Pronunciation /ˈməltēˌvərs/ /ˈməltiˌvərs/


  • An infinite realm of being or potential being of which the universe is regarded as a part or instance.

    ‘He treats the multiverse as if it were a quantum computer.’
    • ‘Reality is a multiverse rather than a simple universe.’
    • ‘That would explain a lot of the nonlocal quatum effects, and allows for the multiverse, hidden variable, and the state vector collapse.’
    • ‘We live in a multiverse, not a universe, and there are 120-something versions of every person.’
    • ‘So, he continues, taking the multiverse theory at face value means ‘there is no reason to expect our world - the one in which you are reading this right now - to be real as opposed to a simulation.’’
    • ‘A similar genre also had a smaller rise and fall during that time: the idea that our universe is but one of many in a multiverse, in which alternate universes are identical to ours up to a certain point but then diverge.’
    • ‘There are also scientific works showing that there is a real possibility that our universe is just a small part of a huge multiverse, one of a great many different universes.’
    • ‘Do different parts of the universe expand by different amounts, such that our universe is a single inflationary bubble of a much larger multiverse?’
    • ‘At the heart of postmodernism is pluralism: a belief in multiverses and multiplicity, implying that there are as many ways to understand and experience the world as there are people who experience it.’
    • ‘To be sure, a few philosophers have touted the putative merits of multiverses.’

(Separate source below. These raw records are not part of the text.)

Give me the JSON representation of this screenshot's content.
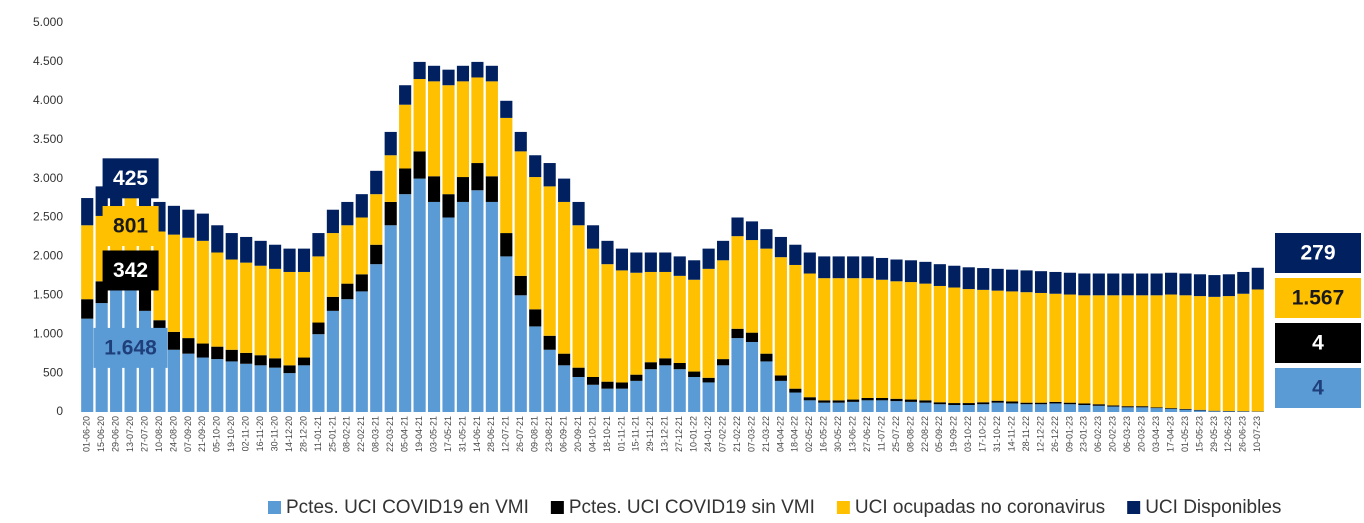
{
  "chart_data": {
    "type": "stacked-bar",
    "categories": [
      "01-06-20",
      "15-06-20",
      "29-06-20",
      "13-07-20",
      "27-07-20",
      "10-08-20",
      "24-08-20",
      "07-09-20",
      "21-09-20",
      "05-10-20",
      "19-10-20",
      "02-11-20",
      "16-11-20",
      "30-11-20",
      "14-12-20",
      "28-12-20",
      "11-01-21",
      "25-01-21",
      "08-02-21",
      "22-02-21",
      "08-03-21",
      "22-03-21",
      "05-04-21",
      "19-04-21",
      "03-05-21",
      "17-05-21",
      "31-05-21",
      "14-06-21",
      "28-06-21",
      "12-07-21",
      "26-07-21",
      "09-08-21",
      "23-08-21",
      "06-09-21",
      "20-09-21",
      "04-10-21",
      "18-10-21",
      "01-11-21",
      "15-11-21",
      "29-11-21",
      "13-12-21",
      "27-12-21",
      "10-01-22",
      "24-01-22",
      "07-02-22",
      "21-02-22",
      "07-03-22",
      "21-03-22",
      "04-04-22",
      "18-04-22",
      "02-05-22",
      "16-05-22",
      "30-05-22",
      "13-06-22",
      "27-06-22",
      "11-07-22",
      "25-07-22",
      "08-08-22",
      "22-08-22",
      "05-09-22",
      "19-09-22",
      "03-10-22",
      "17-10-22",
      "31-10-22",
      "14-11-22",
      "28-11-22",
      "12-12-22",
      "26-12-22",
      "09-01-23",
      "23-01-23",
      "06-02-23",
      "20-02-23",
      "06-03-23",
      "20-03-23",
      "03-04-23",
      "17-04-23",
      "01-05-23",
      "15-05-23",
      "29-05-23",
      "12-06-23",
      "26-06-23",
      "10-07-23"
    ],
    "series": [
      {
        "name": "Pctes. UCI COVID19 en VMI",
        "color": "#5b9bd5",
        "values": [
          1200,
          1400,
          1600,
          1648,
          1300,
          900,
          800,
          750,
          700,
          680,
          650,
          620,
          600,
          570,
          500,
          600,
          1000,
          1300,
          1450,
          1550,
          1900,
          2400,
          2800,
          3000,
          2700,
          2500,
          2700,
          2850,
          2700,
          2000,
          1500,
          1100,
          800,
          600,
          450,
          350,
          300,
          300,
          400,
          550,
          600,
          550,
          450,
          380,
          600,
          950,
          900,
          650,
          400,
          250,
          150,
          120,
          120,
          130,
          150,
          150,
          140,
          130,
          120,
          100,
          90,
          90,
          100,
          120,
          110,
          100,
          100,
          110,
          100,
          90,
          80,
          70,
          60,
          60,
          50,
          40,
          30,
          20,
          10,
          8,
          6,
          4
        ],
        "value_labels": [
          null,
          null,
          null,
          "1.648",
          null,
          null,
          null,
          null,
          null,
          null,
          null,
          null,
          null,
          null,
          null,
          null,
          null,
          null,
          null,
          null,
          null,
          null,
          null,
          null,
          null,
          null,
          null,
          null,
          null,
          null,
          null,
          null,
          null,
          null,
          null,
          null,
          null,
          null,
          null,
          null,
          null,
          null,
          null,
          null,
          null,
          null,
          null,
          null,
          null,
          null,
          null,
          null,
          null,
          null,
          null,
          null,
          null,
          null,
          null,
          null,
          null,
          null,
          null,
          null,
          null,
          null,
          null,
          null,
          null,
          null,
          null,
          null,
          null,
          null,
          null,
          null,
          null,
          null,
          null,
          null,
          null,
          "4"
        ]
      },
      {
        "name": "Pctes. UCI COVID19 sin VMI",
        "color": "#000000",
        "values": [
          250,
          280,
          320,
          342,
          330,
          280,
          230,
          200,
          180,
          160,
          150,
          140,
          130,
          120,
          100,
          100,
          150,
          180,
          200,
          220,
          250,
          300,
          330,
          350,
          330,
          300,
          320,
          350,
          330,
          300,
          250,
          220,
          180,
          150,
          120,
          100,
          90,
          80,
          80,
          90,
          90,
          80,
          70,
          60,
          80,
          120,
          120,
          100,
          70,
          50,
          40,
          30,
          30,
          30,
          30,
          30,
          30,
          30,
          30,
          25,
          25,
          25,
          25,
          25,
          25,
          20,
          20,
          20,
          20,
          20,
          20,
          15,
          15,
          15,
          10,
          10,
          10,
          8,
          6,
          5,
          5,
          4
        ],
        "value_labels": [
          null,
          null,
          null,
          "342",
          null,
          null,
          null,
          null,
          null,
          null,
          null,
          null,
          null,
          null,
          null,
          null,
          null,
          null,
          null,
          null,
          null,
          null,
          null,
          null,
          null,
          null,
          null,
          null,
          null,
          null,
          null,
          null,
          null,
          null,
          null,
          null,
          null,
          null,
          null,
          null,
          null,
          null,
          null,
          null,
          null,
          null,
          null,
          null,
          null,
          null,
          null,
          null,
          null,
          null,
          null,
          null,
          null,
          null,
          null,
          null,
          null,
          null,
          null,
          null,
          null,
          null,
          null,
          null,
          null,
          null,
          null,
          null,
          null,
          null,
          null,
          null,
          null,
          null,
          null,
          null,
          null,
          "4"
        ]
      },
      {
        "name": "UCI ocupadas no coronavirus",
        "color": "#ffc000",
        "values": [
          950,
          840,
          680,
          801,
          870,
          1140,
          1250,
          1290,
          1320,
          1210,
          1160,
          1160,
          1150,
          1150,
          1200,
          1100,
          850,
          820,
          750,
          730,
          650,
          600,
          820,
          930,
          1220,
          1400,
          1230,
          1100,
          1220,
          1480,
          1600,
          1700,
          1920,
          1950,
          1830,
          1650,
          1510,
          1440,
          1310,
          1160,
          1110,
          1120,
          1180,
          1400,
          1270,
          1190,
          1190,
          1350,
          1520,
          1590,
          1590,
          1570,
          1570,
          1560,
          1540,
          1520,
          1510,
          1510,
          1500,
          1495,
          1485,
          1465,
          1445,
          1415,
          1415,
          1420,
          1410,
          1390,
          1390,
          1390,
          1400,
          1415,
          1425,
          1425,
          1440,
          1460,
          1460,
          1462,
          1464,
          1477,
          1509,
          1567
        ],
        "value_labels": [
          null,
          null,
          null,
          "801",
          null,
          null,
          null,
          null,
          null,
          null,
          null,
          null,
          null,
          null,
          null,
          null,
          null,
          null,
          null,
          null,
          null,
          null,
          null,
          null,
          null,
          null,
          null,
          null,
          null,
          null,
          null,
          null,
          null,
          null,
          null,
          null,
          null,
          null,
          null,
          null,
          null,
          null,
          null,
          null,
          null,
          null,
          null,
          null,
          null,
          null,
          null,
          null,
          null,
          null,
          null,
          null,
          null,
          null,
          null,
          null,
          null,
          null,
          null,
          null,
          null,
          null,
          null,
          null,
          null,
          null,
          null,
          null,
          null,
          null,
          null,
          null,
          null,
          null,
          null,
          null,
          null,
          "1.567"
        ]
      },
      {
        "name": "UCI Disponibles",
        "color": "#002060",
        "values": [
          350,
          380,
          400,
          425,
          400,
          380,
          370,
          360,
          350,
          350,
          340,
          330,
          320,
          310,
          300,
          300,
          300,
          300,
          300,
          300,
          300,
          300,
          250,
          220,
          200,
          200,
          200,
          200,
          200,
          220,
          250,
          280,
          300,
          300,
          300,
          300,
          300,
          280,
          260,
          250,
          250,
          250,
          250,
          260,
          250,
          240,
          240,
          250,
          260,
          260,
          270,
          280,
          280,
          280,
          280,
          280,
          280,
          280,
          280,
          280,
          280,
          280,
          280,
          280,
          280,
          280,
          280,
          280,
          280,
          280,
          280,
          280,
          280,
          280,
          280,
          280,
          280,
          280,
          280,
          280,
          280,
          279
        ],
        "value_labels": [
          null,
          null,
          null,
          "425",
          null,
          null,
          null,
          null,
          null,
          null,
          null,
          null,
          null,
          null,
          null,
          null,
          null,
          null,
          null,
          null,
          null,
          null,
          null,
          null,
          null,
          null,
          null,
          null,
          null,
          null,
          null,
          null,
          null,
          null,
          null,
          null,
          null,
          null,
          null,
          null,
          null,
          null,
          null,
          null,
          null,
          null,
          null,
          null,
          null,
          null,
          null,
          null,
          null,
          null,
          null,
          null,
          null,
          null,
          null,
          null,
          null,
          null,
          null,
          null,
          null,
          null,
          null,
          null,
          null,
          null,
          null,
          null,
          null,
          null,
          null,
          null,
          null,
          null,
          null,
          null,
          null,
          "279"
        ]
      }
    ],
    "ylim": [
      0,
      5000
    ],
    "yticks": [
      0,
      500,
      {
        "value": 1000,
        "label": "1.000"
      },
      {
        "value": 1500,
        "label": "1.500"
      },
      {
        "value": 2000,
        "label": "2.000"
      },
      {
        "value": 2500,
        "label": "2.500"
      },
      {
        "value": 3000,
        "label": "3.000"
      },
      {
        "value": 3500,
        "label": "3.500"
      },
      {
        "value": 4000,
        "label": "4.000"
      },
      {
        "value": 4500,
        "label": "4.500"
      },
      {
        "value": 5000,
        "label": "5.000"
      }
    ],
    "grid": false,
    "legend": "bottom"
  }
}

    • ‘We agree on several important things, among them that fundamental physics likely gives us a landscape of possible theories, while cosmology may give a multiverse containing a vast number of regions like our own universe.’
    • ‘For instance theorists who argue for a ‘Multiverse’ cosmos are always vague on how many multiverses there are potentially and on the process by which any particular multiverse comes into being.’
    • ‘There are other multiverses with other worlds, but we have access to only this one.’
    • ‘The very theory of quantum computers already forces upon us a view of physical reality as a multiverse.’
    • ‘If we do live in a multiverse, it should surprise no one that we find ourselves in a particular universe that enables us to exist - one in which the laws of nature provide world enough and time for intelligent life to evolve.’
    • ‘There are infinite possible versions of each world in the multiverse, and many of these have different states of human life and technology on them.’
    • ‘But what if the universe was always there, in a state or condition we have yet to identify - a multiverse, for instance?’
    • ‘It could be the old chestnut that we live in a multiverse of infinite possibility, where every sliding door decision is a decision that was made both ways.’
    • ‘I tend towards thinking that there is a multiverse of worlds, but that it is merely my consciousness, awareness, and likely biological factors, which prevents me from existing in too many of these worlds.’